Kansas City, Kan., school Superintendent Cynthia Lane kept her game face on Friday as competitors hurled playful taunts during her “Are You Faster Than a Fifth Grader” running challenge.
“I’ll leave her behind with the dust from my feet,” 11-year-old Keyon Thomas told his Claude Huyck Elementary classmates.
“Really?” one fifth-grader said, calling Lane out for drinking water early into the two-mile road race.
Along the way, as the runners passed Kennedy Elementary, students chanted “J-F-K!” and “We are fifth grade!”
An employee offered over a loudspeaker: “Do we need a defibrillator?”
Lane stared straight ahead and kept running.
And for good reason. The superintendent was surrounded by nearly 400 fifth-graders running or walking a race that many adults didn’t dare undertake. Many of the students had practiced for months after Lane issued the throw-down. Every fifth-grader was invited to participate, but some decided they were better cheerleaders along the finish line at Washington High School.
It was Lane’s small part in a countywide effort to promote good health.
The county could use the help. Wyandotte County once again ranked near the bottom of the County Health Rankings published this week by the University of Wisconsin Population Health Institute and the Robert Wood Johnson Foundation. The rankings take several factors into account, including physical inactivity, number of fast food restaurants, diabetes screenings, education, access to recreational facilities and more.
Wyandotte County’s Unified Government Mayor Joe Reardon has focused on improving the rankings. The government and area non-profits have said they want to do everything from improve safety along trails and parks to encourage grocery stores to locate within the urban core.
Lane proposed the race in the fall after hearing about a similar event conducted by Center School District Superintendent Bob Bartman.
The race is a step in the right direction, said James Sallis, director of Active Living Research and professor of family and preventive medicine at the University of California, San Diego.
Active Living Research works to identify environmental factors and policies that influence physical activity. The agency has looked at childhood obesity especially as it relates to youth living in low-income neighborhoods.
Sallis said he’d like to see the running program be the kickoff to a long-term campaign.
“It’s one piece of many things that need to happen,” he said. Ideally, they can use this to inspire kids to learn how to enjoy running, he said.

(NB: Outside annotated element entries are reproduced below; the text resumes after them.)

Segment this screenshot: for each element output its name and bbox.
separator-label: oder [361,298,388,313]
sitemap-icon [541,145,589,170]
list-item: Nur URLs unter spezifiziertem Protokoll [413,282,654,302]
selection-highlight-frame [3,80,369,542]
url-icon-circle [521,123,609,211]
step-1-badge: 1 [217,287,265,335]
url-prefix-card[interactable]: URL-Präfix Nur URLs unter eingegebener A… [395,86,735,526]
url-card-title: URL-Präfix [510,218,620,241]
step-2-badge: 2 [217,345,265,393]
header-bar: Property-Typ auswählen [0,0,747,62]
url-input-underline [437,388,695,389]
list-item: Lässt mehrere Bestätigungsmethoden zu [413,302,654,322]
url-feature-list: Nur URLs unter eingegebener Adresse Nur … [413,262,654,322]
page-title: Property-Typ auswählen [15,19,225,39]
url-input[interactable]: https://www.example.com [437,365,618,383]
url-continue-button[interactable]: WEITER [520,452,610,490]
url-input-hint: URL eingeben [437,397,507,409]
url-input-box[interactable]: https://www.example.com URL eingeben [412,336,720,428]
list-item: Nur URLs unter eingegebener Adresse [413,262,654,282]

Sallis said about 15 percent of American children are obese.
“If you include overweight it’s about 30 percent and that’s a tripling from the 1970s,” Sallis said. “Obesity is one of those things that’s hard to get rid of. Once you have it as a person it’s hard to get rid of.”
The problem is hardly cosmetic, he said.
“Kids that are overweight they will have high blood pressure. They will have high cholesterol,” he said.
The rate of diabetes also will be high.
“They used to call it adult-onset diabetes and they can’t call it that anymore,” Sallis said.
Schools can improve health by implementing basic and cheap strategies, he said.
For starters, he’d like to see states enforce mandates that dictate how much time children spend in physical education class. Many education departments have forgiven districts for cutting back gym time to meet academic demands.
Every school could encourage more active play during physical education and recess.
“Painting game designs on the blacktop is very cheap,” he said.
Fancy playground equipment is nice, he said, but “your better off with hoops and balls and that kind of thing.”
The problem isn’t easy to solve because it’s difficult to find one reason for the overall increase.
“Depending on who you talk to they’ll say I know what it is, it’s portion size. No, it’s high-fructose corn syrup,” Sallis said. “Others will say you can explain obesity because people are driving more …(or) kids are playing more video games. Probably in my view all of those things are contributing.”
In Kansas City, Kan., Lane said her goal was to promote wellness in “mind, body and spirit.”
Lane is a healthy eater but admits that she had to train too.
“At my age I’m feeling it,” she said. “What a better way to get back into shape than challenging my kids.”
She finished somewhere near the middle of the pack and then stopped to hand out high-fives to those finishing behind her. Lane said she wasn’t about to slow down to let anyone — fifth grade or not — win. That would be an insult.
And in the end, most fifth-graders weren’t checking their pace against any adult.
Turns out that Thomas really did leave Lane in his dust. He also bested KCK Police Chief Rick Armstrong, but he really only cared about defeating pals from a rival elementary school.
“I had to call my friends out,” Thomas said. “There’s some trash talkers out there.”